The shape of the external thread 21, which is a buttress thread, is shown in FIG. 4. The angle of inclination of the steep tooth flanks 23 is .beta.=5.degree. and that of the flat tooth flanks 24 is .gamma.=40.degree., with a distance of 3.5 mm between the steep flanks and a tooth height of 1.84 mm. With this combination of toothing between the anchoring rod 10 and the threaded sleeve 20, and a buttress thread which is designed for large forces from the same direction, the traction force is transferred on a step-by-step basis from the tie rod to a nut on the sleeve 20 whereby the nut is subjected to stress over its entire length. Accordingly, the lines of force are transferred in discrete bundles over the long flanks 11 of the toothing to the threaded sleeve 20, and are practically uniformly transferred over the buttress thread 21 to a nut.

Although only the connection of an anchoring rod and a threaded sleeve is described above, other applications are also possible as, for example, in staying devices where a cable is to be fastened to a rod rammed or poured into the ground. Another application would be for the traction relief of cables of all kinds, including lighting conductors.

Claims

1. A structural arrangement for the transfer of a traction force (K1) applied to a first elongate element (1) and acting parallel to an interface surface (3) thereof, to a second elongate element (2) resting on the first element and having an interface surface (4) mating with that of the first element, said second element being held in place and being pushed against the first element with a lateral force (P) directed approximately vertically to the interface surfaces, the improvement comprising: a plurality of parallel, sawtooth shaped elevations of equal height (5, 6, 7) on both interface surfaces engaged with each other in a shape-locked manner, defining corresponding inclined flanks (6) of increasing length in the direction of application of the traction force on the first element and being essentially in full flank surface contact with each other; whereby, each tooth transmits nearly the same amount of force from said first element to said second element.

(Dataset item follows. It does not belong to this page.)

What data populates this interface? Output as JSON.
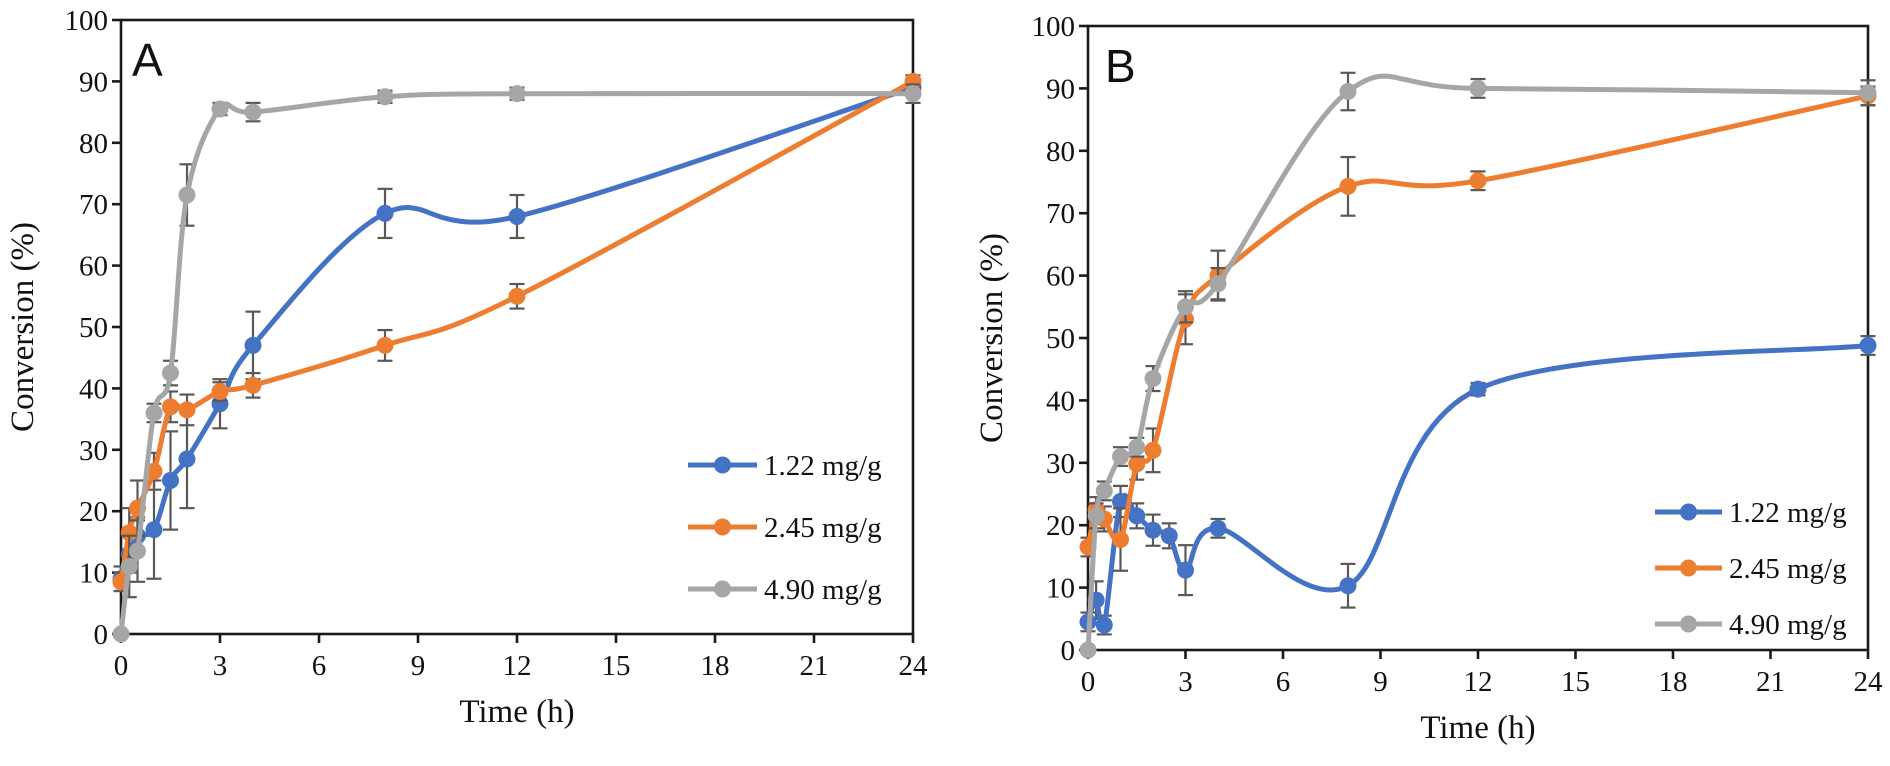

2. Arrangement according to claim 1, wherein the increase in the length of the flanks is equal to the axial expansion of the first element under the traction force, which decreases with the progressive transfer of said force to the second element.

3. A structural arrangement for the transfer of a traction force (K1) applied to a first elongate element (1) and acting parallel to an interface surface (3) thereof, to a second elongate element (2) held in place and resting on the first element and having an interface surface (4) mating with that of the first element, said second element being pushed against the first element with a lateral force (P) directed approximately vertically to the interface surfaces, the improvement comprising: a plurality of parallel, sawtooth shaped elevations of equal height (5, 6, 7) on both interface surfaces engaged with each other in a shape-locked manner defining corresponding inclined flanks (6) increasingly shorter in the direction of application of an increasing traction force (KI) on the first element and being essentially in full flank surface contact with each other; such that each tooth transmits nearly the same amount of force from said first element to said second element.

4. Arrangement according to claim 3, wherein the decrease in the length of the flanks is equal to the axial contraction of the first element under the traction force, which is progressively transferred to the second element.

5. Arrangement according to claim 1, wherein the first element comprises an anchoring rod (10) and the second element comprises a sleeve (20) surrounding a portion of the rod, and wherein ridges (5) of the teeth elevations are disposed on a cylindrical surface.

6. Arrangement according to claim 5, wherein short flanks (7) of the teeth elevations lie on parallel planes vertically spaced on and perpendicular to the axis of the elements.

7. Arrangement according to claim 6, wherein the angle of inclination of the inclined flanks becomes increasingly less sharp proceeding from the sleeve end of the anchoring rod.